Thursday, October 7, 2010

Gone

Gone (Wake series) Review


Review by Nicholas Brands Smit


GONE by Lisa McMann is the last book in the trilogy of the New York Times best selling series WAKE. This book deals with very interesting concepts about dreams, how we forget what happened, and in this case, how others remember. It follows a girl who has some very, very serious choices to make. The pressure from her friends and her survival instinct are crushing each other, about to destroy her mind. She needs to get away from it all, but her alcoholic mother would not be able to handle it. She is challenged with Morton's Fork, a dilemma when you have to choices and both options suck. The dreams that she is jumping into unwillingly are leaving her weaker and weaker, then her already crappy life is turned upside down when a man who Jane considers a stranger shows up for the first time in years. Her dreams are telling her things that are private to people, and completely change her opinion on them. Lisa Mcmann focuses on her struggles as Jane deals with an boyfriend distraught with indecision, and a mystery to be solved.

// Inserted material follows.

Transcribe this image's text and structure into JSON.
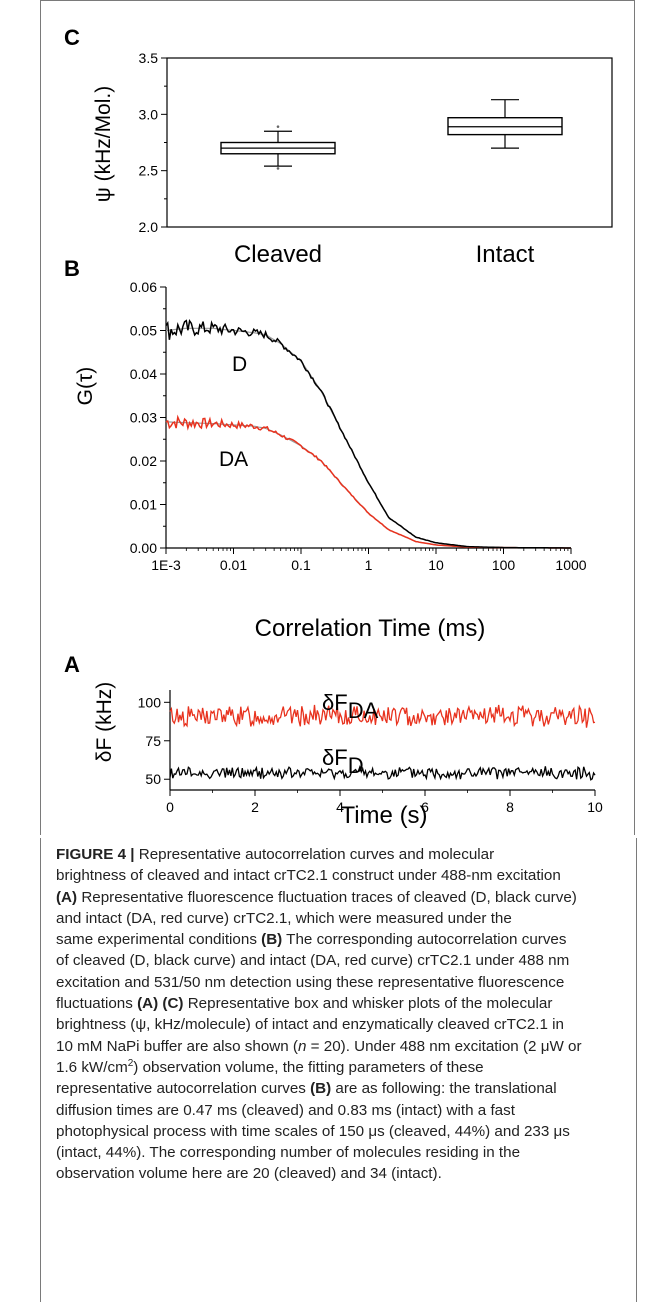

The WAKE series is interesting in the way that is unique, it's ideas on dreaming portrayed through the intriguing character of Jane make it's concepts easy to understand whilst allowing the reader to understand more profoundly the meanings behind it. Jane finds out more and more about herself and what she wants to do because other people's unspoken thoughts, which come out and haunt them in their worst nightmares. Instead of just focusing on the dreaming part or Jane's stereotypical social life, Lisa Mcmann mixes the two together with a perfect balance, making young adults able to relate whilst being drawn into a supernatural tale. Jane's seeming normal issues which most people go though can be mixed in with her dreaming problems solely because of this fact.
Although the last few books relied on classroom interactions and disasters caused by the semi-comatose state she went in when she is pullled into a dream, including car accidents and stunned patients in a hospital to keep the story moving along, this one relied on her boyfriend Cabel's and her father's troubling dreams to propel the story towards it's climax.
What's down right bad about it? In the other books, there was a large group of intresting protagonists, now it seems to only focus on Jane. Despite this, I like GONE... Yet not as much as the other two WAKE books.